Abraham was required to be faithful, and heaven knows he was put to the test by
God’s command to sacrifice His only son Isaac through whom presumably he
thought the divine promises would be fulfilled. But even in these actions we
see a shadow of the new logic by which all those who desire to benefit from the
new covenant must deny themselves, take up their cross, and follow Jesus
through His transformation from death to life. We do this initially in baptism,
but the passage from death to life is woven into every moment, every action,
every opportunity we have to serve God. As St Paul again says, I live; now
not I but Christ lives in me.
This transformation is the extension of the Incarnation on
which we dwell so often in COLW, as we become new Christs in our turn, first
through baptism, then by offering our yes and thank you to the
Father in every moment, following the example of Mary who stood beside the tragedy
of the cross, having once felt the abundance of His life within herself. And
just as it was Abraham’s faith that held him to the promises of God, so we need
to live our faith, to hold us true to the promises of our transformation in Christ.
We need to beg God to perfect that faith through the divine gifts of knowledge,
understanding, and especially wisdom.
From now on, in our lives and in the actions of every human
being open to grace, there is the opportunity for this transformation to take
hold, for the logic and pattern of death and resurrection to overtake and renew
our intentions.
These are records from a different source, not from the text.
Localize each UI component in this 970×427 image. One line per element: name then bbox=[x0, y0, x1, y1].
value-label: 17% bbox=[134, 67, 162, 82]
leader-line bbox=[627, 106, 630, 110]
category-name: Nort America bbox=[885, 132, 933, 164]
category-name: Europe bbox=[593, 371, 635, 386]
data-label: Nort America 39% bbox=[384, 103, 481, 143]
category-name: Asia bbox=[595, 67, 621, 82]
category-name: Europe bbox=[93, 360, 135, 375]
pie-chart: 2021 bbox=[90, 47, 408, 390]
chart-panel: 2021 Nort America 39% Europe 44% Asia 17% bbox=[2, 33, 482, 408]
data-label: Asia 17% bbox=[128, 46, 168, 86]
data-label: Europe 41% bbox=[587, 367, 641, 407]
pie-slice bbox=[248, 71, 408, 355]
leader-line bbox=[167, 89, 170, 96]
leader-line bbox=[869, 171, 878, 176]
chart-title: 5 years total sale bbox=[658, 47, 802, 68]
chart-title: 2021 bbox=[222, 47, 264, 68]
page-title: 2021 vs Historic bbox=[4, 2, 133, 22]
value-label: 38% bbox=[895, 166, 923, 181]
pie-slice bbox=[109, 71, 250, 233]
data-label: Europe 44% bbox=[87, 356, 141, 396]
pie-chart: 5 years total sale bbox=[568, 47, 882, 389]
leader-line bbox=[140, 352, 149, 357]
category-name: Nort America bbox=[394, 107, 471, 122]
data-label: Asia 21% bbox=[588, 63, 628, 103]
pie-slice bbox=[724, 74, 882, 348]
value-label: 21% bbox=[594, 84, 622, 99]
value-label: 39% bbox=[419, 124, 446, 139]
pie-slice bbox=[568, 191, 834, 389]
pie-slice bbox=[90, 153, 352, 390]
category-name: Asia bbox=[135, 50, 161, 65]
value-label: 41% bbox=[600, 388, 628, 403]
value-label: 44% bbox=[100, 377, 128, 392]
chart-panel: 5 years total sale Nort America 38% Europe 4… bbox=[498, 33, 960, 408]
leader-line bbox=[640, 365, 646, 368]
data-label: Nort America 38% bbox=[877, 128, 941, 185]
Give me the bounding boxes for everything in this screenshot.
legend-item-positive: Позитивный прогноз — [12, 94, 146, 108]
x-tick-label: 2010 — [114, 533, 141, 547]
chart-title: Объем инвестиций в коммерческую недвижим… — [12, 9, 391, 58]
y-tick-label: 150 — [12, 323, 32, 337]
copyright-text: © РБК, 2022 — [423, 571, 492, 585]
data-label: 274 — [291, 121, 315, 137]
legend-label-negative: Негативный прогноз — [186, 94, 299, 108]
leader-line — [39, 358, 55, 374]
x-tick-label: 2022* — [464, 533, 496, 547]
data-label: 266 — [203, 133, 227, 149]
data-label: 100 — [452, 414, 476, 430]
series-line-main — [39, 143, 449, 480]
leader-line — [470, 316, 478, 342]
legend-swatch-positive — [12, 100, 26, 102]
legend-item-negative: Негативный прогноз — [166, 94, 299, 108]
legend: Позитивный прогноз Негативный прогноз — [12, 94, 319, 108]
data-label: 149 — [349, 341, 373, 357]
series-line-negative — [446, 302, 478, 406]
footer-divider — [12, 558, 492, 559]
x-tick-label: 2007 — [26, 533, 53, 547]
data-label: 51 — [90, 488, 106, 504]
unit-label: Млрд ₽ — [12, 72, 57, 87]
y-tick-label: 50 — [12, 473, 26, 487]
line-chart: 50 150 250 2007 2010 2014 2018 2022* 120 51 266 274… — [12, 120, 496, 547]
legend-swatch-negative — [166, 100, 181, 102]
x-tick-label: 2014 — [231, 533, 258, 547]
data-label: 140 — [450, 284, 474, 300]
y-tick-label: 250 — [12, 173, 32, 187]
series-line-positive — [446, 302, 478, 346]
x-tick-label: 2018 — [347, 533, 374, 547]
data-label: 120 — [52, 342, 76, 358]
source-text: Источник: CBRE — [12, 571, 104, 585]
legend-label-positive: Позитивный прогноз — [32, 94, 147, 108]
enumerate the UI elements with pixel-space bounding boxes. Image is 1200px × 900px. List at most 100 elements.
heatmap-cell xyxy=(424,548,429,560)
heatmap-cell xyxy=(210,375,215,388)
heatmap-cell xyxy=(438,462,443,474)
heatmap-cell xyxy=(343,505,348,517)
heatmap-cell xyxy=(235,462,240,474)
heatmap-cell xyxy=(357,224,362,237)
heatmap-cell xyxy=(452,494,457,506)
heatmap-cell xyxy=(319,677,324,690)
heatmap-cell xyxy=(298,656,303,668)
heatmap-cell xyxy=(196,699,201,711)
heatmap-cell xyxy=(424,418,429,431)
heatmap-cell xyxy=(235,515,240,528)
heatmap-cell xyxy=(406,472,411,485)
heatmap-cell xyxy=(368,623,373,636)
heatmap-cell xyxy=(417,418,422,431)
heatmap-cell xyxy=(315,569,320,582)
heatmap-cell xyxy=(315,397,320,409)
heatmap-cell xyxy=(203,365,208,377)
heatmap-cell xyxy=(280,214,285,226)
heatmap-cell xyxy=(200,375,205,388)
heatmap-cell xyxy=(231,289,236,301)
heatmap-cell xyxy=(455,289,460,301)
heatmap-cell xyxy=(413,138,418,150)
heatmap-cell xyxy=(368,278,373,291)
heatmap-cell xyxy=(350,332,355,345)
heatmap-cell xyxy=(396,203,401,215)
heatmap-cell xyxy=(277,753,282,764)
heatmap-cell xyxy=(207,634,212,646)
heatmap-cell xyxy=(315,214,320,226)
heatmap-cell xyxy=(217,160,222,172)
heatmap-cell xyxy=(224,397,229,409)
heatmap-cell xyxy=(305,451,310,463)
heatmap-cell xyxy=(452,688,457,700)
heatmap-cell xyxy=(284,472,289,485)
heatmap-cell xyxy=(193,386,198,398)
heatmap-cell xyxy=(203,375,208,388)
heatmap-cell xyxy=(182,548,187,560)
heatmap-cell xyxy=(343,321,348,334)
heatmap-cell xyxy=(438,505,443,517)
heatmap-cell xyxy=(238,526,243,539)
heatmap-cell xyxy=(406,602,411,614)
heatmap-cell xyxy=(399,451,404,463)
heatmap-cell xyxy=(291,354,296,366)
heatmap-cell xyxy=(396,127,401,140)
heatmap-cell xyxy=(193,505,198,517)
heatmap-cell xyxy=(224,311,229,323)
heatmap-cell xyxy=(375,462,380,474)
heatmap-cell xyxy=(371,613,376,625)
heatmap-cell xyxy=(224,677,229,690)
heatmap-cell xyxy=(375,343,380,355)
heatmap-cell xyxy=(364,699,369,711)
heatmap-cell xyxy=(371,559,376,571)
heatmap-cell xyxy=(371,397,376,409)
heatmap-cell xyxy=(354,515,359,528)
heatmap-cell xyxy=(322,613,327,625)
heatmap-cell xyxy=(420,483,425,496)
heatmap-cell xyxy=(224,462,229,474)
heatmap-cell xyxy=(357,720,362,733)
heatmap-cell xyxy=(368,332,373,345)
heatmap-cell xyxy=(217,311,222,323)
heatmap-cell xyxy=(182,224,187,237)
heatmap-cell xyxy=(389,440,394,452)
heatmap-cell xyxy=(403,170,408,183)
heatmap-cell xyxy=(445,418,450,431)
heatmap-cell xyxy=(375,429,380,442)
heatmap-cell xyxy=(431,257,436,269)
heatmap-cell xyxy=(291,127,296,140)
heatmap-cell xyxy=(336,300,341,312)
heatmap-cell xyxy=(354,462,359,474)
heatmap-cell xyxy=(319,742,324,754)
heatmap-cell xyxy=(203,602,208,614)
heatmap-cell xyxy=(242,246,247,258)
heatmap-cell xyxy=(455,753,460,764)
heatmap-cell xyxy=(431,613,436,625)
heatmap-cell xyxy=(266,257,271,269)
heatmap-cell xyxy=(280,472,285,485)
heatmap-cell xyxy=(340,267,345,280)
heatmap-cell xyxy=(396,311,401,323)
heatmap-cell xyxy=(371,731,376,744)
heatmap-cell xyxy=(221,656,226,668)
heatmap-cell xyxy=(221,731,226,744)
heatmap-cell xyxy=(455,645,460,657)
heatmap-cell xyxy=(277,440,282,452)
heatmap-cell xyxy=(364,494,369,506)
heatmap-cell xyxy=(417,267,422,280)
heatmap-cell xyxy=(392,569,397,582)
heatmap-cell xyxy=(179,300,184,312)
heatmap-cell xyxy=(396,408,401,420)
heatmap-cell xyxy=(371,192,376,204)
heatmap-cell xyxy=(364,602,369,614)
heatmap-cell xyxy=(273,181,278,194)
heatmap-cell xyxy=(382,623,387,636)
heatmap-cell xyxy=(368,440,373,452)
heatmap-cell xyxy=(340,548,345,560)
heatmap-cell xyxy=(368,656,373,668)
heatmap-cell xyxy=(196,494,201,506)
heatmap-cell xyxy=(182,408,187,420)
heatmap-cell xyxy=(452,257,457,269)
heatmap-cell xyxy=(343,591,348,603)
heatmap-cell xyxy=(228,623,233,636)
We simply need to say yes: yes, and thank you,
and by your power alone, Lord. The thorns of this life need not remain as
thorns: barren, painful, a reminder of our losses and the dangers of our
isolation from God. Now through grace, every moment of our life can know the
transformation of grace, the passage from death to life, the metamorphosis by which
something that can never happen in nature breaks in on the reality of this
world: our thorns can become roses.
Now, looked on through the eyes of faith, our daily struggle,
our duties, our inner weariness, and pain, can be melded into the mystery of
Christ, our elder brother, and turned into a moment of eternal value. The
eternity of God can break through on the mundaneness of our lives. The deadened
lifelessness of daily disappointment and burden can become a springtime of
vigour and joy, for in Christ and through His grace, our ugliness is made
beauty, our sorrow is made festivity, and our little nothingness basks in the
everlasting gaze of our loving Father and Lord. The eyes of faith bring the horror
of the world around us into the eternal moment where God redeems us from the
sufferings we endure in order to restore us to our home again.
Through faith and all the consequences that flow from it,
life will follow death, triumph will come after disaster, and all will be well,
and all manner of things will be well.